As I understand it you are writing functions to execute from your client code. The entirety of a function execution will always be within one transaction, whether or not you explicitly BEGIN a transaction, although you can use subtransactions in plpgsql by coding a BEGIN/END block with an EXCEPTION clause. Such subtransactions are not free, so you want to use them only when really needed.

Where invariants necessary to enforce business rules can be stated declaratively, that is almost always better than enforcing them with imperative code in a trigger. CHECK constraints, PRIMARY KEY constraints, FOREIGN KEY constraints, UNIQUE constraints, and (a feature unique to PostgreSQL) EXCLUSION constraints should all be used instead of trigger code when they cover the use case.

If you are using PostgreSQL version 9.1 or later, the biggest decision to make before you get started is what strategy you will use for dealing with race conditions between concurrent transactions. The two main choices are whether to try to track all possible conflicts and deal with the issues in application code, or use just serializable transactions (you can make that default in your postgresql.conf file) and let PostgreSQL sort things out. The best write-up I’ve seen on the former is here: http://www.postgresql.org/files/developer/concurrency.pdf while links regarding the latter are:

http://www.postgresql.org/docs/current/interactive/mvcc.html

http://wiki.postgresql.org/wiki/SSI

If you use SERIALIZABLE or even REPEATABLE READ transactions you should run queries in some way that provides generalized handling of serialization failures; that is, if the transaction throws an exception with SQLSTATE set to ‘40001’ or ’40P01′ you should rollback the failed transaction and retry it from the start. You don’t want to embed the logic for that in application code each place you run a query. Many development frameworks these days allow transactional annotations which make this easy to implement. We only use serializable transactions at our shop, and it really does simplify things to know that if you can show that a transaction does the right thing by itself, it will do the right thing in any mix of transactions without any special coding to ensure that (beyond handling serialization failures as mentioned above).

Note that due to the use of Serializable Snapshot Isolation the performance of PostgreSQL using serializable transactions is very close to less strict isolation levels for many workloads; if you’ve been shying away from the idea because of fears about blocking and deadlocks — don’t. Serializable transactions in PostgreSQL 9.1 don’t have those problems like databases using strict two-phase locking (S2PL) do.

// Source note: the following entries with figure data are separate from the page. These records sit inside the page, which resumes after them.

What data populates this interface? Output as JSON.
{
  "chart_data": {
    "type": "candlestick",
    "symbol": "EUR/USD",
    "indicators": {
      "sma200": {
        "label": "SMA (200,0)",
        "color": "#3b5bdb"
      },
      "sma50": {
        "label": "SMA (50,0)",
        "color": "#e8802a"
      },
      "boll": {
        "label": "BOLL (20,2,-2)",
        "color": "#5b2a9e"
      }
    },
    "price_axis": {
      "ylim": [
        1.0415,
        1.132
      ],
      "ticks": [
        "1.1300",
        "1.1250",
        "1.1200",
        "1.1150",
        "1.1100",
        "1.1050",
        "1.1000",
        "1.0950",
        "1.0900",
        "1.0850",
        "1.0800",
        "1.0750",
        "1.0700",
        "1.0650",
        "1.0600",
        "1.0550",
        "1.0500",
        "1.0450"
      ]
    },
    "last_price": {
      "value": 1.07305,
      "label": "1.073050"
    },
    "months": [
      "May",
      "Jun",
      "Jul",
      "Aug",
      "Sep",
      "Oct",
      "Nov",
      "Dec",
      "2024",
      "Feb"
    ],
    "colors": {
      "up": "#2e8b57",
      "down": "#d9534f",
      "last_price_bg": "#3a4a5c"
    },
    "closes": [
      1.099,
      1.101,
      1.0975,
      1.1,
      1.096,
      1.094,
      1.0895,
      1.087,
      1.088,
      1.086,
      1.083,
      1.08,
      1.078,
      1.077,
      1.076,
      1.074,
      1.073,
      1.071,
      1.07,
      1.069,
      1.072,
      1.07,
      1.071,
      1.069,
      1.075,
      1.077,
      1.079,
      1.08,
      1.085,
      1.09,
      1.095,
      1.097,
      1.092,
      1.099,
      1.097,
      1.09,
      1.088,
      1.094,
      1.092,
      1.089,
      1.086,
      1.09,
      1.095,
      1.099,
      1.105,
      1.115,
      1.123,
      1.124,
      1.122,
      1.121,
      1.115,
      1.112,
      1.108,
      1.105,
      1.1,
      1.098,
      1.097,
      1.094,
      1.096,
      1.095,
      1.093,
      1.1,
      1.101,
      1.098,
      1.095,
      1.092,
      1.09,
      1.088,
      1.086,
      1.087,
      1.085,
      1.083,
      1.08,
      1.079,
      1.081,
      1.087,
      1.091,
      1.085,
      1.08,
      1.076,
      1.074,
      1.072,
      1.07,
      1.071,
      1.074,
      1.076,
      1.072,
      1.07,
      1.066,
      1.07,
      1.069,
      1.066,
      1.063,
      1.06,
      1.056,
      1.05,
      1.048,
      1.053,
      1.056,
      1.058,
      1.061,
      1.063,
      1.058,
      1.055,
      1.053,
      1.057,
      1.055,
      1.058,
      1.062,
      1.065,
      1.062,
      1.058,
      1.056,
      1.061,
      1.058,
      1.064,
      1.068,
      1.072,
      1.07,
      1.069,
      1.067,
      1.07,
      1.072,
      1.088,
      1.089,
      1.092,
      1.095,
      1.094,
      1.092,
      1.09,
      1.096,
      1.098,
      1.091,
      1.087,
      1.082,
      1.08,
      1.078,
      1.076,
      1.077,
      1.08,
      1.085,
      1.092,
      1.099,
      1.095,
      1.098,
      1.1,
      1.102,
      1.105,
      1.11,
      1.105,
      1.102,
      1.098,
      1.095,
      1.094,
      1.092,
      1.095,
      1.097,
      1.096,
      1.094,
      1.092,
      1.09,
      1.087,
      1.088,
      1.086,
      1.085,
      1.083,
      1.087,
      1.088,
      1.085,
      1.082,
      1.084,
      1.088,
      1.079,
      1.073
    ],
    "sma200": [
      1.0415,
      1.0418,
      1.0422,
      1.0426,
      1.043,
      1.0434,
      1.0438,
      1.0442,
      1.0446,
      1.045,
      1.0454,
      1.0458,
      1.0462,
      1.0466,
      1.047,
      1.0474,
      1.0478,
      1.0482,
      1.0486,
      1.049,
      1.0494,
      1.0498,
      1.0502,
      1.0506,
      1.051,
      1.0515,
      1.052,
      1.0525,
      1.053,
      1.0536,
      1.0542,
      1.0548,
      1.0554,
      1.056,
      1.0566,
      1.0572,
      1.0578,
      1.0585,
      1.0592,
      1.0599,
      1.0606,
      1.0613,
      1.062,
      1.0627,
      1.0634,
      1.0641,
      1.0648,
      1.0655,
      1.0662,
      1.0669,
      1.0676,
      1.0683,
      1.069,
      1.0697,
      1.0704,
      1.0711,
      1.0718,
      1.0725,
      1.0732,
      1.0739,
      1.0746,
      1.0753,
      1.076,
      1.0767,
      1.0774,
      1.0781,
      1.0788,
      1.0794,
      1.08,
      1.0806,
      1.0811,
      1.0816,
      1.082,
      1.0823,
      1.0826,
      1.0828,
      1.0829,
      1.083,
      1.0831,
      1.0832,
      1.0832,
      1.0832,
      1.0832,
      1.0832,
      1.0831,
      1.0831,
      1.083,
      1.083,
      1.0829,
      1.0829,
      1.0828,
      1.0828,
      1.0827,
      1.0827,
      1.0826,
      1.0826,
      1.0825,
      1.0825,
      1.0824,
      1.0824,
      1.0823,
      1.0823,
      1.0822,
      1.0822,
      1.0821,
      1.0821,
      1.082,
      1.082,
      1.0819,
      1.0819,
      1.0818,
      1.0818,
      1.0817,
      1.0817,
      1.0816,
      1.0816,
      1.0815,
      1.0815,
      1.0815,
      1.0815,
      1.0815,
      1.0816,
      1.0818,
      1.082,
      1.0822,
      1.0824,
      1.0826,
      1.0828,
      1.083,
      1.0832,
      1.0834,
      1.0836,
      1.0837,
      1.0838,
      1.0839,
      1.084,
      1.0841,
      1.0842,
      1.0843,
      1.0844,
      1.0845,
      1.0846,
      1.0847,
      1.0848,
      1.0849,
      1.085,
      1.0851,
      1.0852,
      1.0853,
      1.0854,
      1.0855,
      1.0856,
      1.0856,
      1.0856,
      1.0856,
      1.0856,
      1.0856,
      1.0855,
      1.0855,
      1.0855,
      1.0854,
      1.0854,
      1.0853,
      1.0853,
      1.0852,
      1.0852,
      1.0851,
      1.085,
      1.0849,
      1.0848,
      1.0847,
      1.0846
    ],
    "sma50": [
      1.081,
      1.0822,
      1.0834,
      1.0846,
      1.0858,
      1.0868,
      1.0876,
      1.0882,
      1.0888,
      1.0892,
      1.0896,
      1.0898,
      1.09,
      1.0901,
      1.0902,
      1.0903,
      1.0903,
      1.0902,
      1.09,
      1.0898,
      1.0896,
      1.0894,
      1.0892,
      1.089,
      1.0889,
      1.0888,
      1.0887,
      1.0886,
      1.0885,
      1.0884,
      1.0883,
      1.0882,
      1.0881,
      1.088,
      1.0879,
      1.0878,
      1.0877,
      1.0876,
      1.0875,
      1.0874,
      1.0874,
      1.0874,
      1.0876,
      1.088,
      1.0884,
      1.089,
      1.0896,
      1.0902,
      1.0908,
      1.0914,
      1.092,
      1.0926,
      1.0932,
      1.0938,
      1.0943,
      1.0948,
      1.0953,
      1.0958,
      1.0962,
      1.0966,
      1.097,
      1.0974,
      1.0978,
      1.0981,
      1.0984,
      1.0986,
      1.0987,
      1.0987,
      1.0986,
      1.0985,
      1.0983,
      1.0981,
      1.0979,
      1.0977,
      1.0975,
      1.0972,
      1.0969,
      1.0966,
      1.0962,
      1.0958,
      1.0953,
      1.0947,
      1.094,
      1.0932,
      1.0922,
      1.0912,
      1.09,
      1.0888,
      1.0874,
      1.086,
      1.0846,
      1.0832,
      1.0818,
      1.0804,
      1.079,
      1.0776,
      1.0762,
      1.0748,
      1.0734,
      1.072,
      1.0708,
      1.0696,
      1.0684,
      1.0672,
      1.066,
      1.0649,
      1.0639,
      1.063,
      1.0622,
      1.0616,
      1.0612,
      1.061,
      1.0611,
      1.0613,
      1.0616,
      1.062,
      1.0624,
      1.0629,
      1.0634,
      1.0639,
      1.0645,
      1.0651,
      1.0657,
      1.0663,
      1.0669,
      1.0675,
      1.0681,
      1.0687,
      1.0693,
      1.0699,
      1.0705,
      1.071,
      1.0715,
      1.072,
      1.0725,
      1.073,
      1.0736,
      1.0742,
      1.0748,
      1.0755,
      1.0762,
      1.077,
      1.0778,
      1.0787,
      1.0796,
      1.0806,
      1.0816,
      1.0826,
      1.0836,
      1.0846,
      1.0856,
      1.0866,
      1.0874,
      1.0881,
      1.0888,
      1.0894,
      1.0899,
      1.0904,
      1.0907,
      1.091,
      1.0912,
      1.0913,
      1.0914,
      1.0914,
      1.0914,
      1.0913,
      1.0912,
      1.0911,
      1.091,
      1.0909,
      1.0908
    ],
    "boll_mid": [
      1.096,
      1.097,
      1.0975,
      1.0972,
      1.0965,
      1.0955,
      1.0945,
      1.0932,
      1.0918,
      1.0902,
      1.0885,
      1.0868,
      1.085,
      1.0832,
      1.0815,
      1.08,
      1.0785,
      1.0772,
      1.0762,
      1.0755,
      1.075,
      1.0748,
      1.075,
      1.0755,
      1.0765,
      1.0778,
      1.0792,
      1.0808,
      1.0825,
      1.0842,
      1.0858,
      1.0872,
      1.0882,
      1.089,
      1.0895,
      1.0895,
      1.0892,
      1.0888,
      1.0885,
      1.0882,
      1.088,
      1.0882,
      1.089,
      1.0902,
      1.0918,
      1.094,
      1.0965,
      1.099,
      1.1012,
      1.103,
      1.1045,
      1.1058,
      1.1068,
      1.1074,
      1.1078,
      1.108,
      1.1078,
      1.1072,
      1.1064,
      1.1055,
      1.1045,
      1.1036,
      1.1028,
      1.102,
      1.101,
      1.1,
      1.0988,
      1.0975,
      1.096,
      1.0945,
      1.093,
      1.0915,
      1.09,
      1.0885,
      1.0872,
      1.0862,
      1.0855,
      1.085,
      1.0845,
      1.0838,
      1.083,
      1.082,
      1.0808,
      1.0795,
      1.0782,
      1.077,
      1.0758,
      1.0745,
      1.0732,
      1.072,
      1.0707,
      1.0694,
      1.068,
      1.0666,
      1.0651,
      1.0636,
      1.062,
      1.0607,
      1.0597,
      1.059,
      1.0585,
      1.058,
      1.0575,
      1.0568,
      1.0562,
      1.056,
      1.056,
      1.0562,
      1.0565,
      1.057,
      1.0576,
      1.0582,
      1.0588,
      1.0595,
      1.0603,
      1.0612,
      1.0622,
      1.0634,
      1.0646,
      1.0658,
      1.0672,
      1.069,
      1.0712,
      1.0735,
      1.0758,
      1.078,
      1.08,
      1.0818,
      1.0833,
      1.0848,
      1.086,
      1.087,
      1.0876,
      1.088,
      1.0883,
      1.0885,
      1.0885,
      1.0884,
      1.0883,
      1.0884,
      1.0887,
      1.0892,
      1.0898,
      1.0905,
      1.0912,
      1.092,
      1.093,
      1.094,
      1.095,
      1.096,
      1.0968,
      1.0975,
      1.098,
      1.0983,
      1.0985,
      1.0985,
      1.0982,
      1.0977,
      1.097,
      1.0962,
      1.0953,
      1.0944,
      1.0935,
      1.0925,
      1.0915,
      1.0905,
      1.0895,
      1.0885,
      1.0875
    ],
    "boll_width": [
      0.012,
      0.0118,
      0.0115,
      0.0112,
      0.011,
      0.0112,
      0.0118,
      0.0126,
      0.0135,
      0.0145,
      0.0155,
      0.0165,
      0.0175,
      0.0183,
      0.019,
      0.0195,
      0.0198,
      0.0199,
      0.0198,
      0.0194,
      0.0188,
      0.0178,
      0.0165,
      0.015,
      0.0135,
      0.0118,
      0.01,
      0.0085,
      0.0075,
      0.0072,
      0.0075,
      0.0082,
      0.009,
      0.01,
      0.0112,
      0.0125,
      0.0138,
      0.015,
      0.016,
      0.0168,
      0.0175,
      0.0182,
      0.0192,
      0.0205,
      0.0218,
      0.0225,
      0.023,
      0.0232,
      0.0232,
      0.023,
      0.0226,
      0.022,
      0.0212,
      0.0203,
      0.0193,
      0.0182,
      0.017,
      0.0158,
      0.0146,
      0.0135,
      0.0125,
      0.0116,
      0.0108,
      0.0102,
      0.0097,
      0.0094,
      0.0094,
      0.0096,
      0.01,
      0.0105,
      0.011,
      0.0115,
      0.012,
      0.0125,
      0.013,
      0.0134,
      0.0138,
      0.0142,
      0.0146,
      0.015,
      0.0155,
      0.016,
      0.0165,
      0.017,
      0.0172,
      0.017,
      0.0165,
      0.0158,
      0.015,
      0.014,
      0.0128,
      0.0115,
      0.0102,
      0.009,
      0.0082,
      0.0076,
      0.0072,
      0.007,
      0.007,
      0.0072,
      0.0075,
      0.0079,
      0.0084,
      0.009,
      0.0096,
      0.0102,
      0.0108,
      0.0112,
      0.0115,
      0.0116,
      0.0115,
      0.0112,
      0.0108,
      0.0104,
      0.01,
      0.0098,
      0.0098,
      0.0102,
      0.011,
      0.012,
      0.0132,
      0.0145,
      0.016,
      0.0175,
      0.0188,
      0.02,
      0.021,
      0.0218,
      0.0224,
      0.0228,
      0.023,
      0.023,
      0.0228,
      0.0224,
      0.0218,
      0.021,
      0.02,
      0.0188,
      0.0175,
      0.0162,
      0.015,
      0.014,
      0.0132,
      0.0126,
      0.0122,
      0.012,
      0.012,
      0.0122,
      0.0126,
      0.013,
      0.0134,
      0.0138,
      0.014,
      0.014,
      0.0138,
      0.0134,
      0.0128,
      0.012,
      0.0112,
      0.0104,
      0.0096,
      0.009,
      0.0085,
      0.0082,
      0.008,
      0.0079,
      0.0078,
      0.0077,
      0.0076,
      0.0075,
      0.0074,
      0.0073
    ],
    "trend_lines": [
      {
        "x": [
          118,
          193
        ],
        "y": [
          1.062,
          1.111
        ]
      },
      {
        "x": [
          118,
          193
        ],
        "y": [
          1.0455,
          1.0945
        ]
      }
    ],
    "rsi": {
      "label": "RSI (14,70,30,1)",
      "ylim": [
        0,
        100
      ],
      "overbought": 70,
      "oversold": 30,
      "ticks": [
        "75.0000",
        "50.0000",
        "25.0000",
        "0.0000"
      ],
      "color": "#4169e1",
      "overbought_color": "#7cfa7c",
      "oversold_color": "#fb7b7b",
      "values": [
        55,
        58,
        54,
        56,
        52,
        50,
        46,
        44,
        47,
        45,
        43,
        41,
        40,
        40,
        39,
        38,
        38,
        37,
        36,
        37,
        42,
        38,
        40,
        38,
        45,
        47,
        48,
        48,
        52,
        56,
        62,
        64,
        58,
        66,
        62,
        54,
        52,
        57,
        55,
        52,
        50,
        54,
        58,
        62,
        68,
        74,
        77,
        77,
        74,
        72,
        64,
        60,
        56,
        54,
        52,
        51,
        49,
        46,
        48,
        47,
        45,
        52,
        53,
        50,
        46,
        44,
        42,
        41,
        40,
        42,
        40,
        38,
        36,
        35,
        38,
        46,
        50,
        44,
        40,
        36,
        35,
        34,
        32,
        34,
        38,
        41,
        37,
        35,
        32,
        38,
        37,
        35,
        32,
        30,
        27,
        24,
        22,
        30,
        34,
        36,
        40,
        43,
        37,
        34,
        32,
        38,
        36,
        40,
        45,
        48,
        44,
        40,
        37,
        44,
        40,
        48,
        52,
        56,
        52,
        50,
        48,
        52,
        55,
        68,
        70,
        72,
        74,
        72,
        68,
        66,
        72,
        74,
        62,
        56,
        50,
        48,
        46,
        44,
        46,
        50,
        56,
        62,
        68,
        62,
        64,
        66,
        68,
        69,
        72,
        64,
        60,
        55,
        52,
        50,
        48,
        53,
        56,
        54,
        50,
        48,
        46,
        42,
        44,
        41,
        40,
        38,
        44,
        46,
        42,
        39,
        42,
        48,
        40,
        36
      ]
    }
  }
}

Full disclosure: In a joint effort with Dan R.K. Ports of MIT, and based on papers by Michael J. Cahill et all of Sidney University, I helped implement Serializable Snapshot Isolation for PostgreSQL version 9.1, because we needed the functionality at my workplace. I don’t get any financial benefit from anyone else using it, but I personally feel this is generally the way to go. That is more, I hope, the reason I worked on the feature rather than a result of having worked on the feature.